XXIII Domenica del Tempo Ordinario – Amare Cristo è dire che Cristo vale di più
Nel brano del Vangelo di oggi Gesù, che si sta avvicinando a Gerusalemme, pone le condizioni per essere suoi discepoli.
“Se uno viene a me e non mi ama più di quanto ami suo padre, la madre, la moglie, i figli, i fratelli, le sorelle e perfino la propria vita, non può essere mio discepolo“. Gesù chiede di subordinare tutto al suo amore: chi è stato conquistato dall’amore di Dio sa che tutto, anche gli affetti più cari, ha senso solo in funzione di questo amore. Il discepolo non dice “io sono mio”, ma dice “io sono di Dio”: il suo vivere è come l’acqua, è vivo se scorre, se si dona agli altri.
“Colui che non porta la propria croce e non viene dietro a me, non può essere mio discepolo“. Gesù si sta avvicinando al dono totale di sè sulla croce ed è lì che il discepolo dovrà seguirlo: dalla povertà di Betlemme alla croce di Gerusalemme.
“chiunque di voi non rinuncia a tutti i suoi averi, non può essere mio discepolo”. Si tratta di liberarsi dalla brama di possedere, dall’attaccamento alla ricchezza.
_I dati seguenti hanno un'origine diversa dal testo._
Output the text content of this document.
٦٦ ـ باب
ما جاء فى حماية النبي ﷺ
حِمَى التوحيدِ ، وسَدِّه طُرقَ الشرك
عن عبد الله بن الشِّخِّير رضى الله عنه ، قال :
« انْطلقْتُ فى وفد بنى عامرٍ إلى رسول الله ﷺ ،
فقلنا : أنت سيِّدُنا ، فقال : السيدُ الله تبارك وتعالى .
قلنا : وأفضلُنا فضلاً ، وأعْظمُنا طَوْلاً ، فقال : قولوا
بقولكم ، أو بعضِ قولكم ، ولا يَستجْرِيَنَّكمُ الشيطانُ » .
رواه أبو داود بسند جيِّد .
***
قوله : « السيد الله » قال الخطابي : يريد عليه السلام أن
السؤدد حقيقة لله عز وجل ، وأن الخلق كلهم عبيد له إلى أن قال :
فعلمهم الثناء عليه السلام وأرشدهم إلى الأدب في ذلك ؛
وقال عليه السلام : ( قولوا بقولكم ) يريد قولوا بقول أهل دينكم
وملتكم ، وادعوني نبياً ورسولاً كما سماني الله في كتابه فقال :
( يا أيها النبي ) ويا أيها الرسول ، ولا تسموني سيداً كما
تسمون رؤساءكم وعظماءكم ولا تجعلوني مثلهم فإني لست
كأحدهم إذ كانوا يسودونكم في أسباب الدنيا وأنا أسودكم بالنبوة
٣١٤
L’idolatria della ricchezza rende il cuore arido, è causa di litigi, lotte, divisioni, anche nelle famiglie. La bramosia del denaro, che spesso fa coppia con le eredità, mette sotto i piedi gli affetti più cari.
Seguire Gesù è rinunicare a tutto per lui, è mettere lui al primo posto, è dire al mondo con la propria vita che lui vale di più.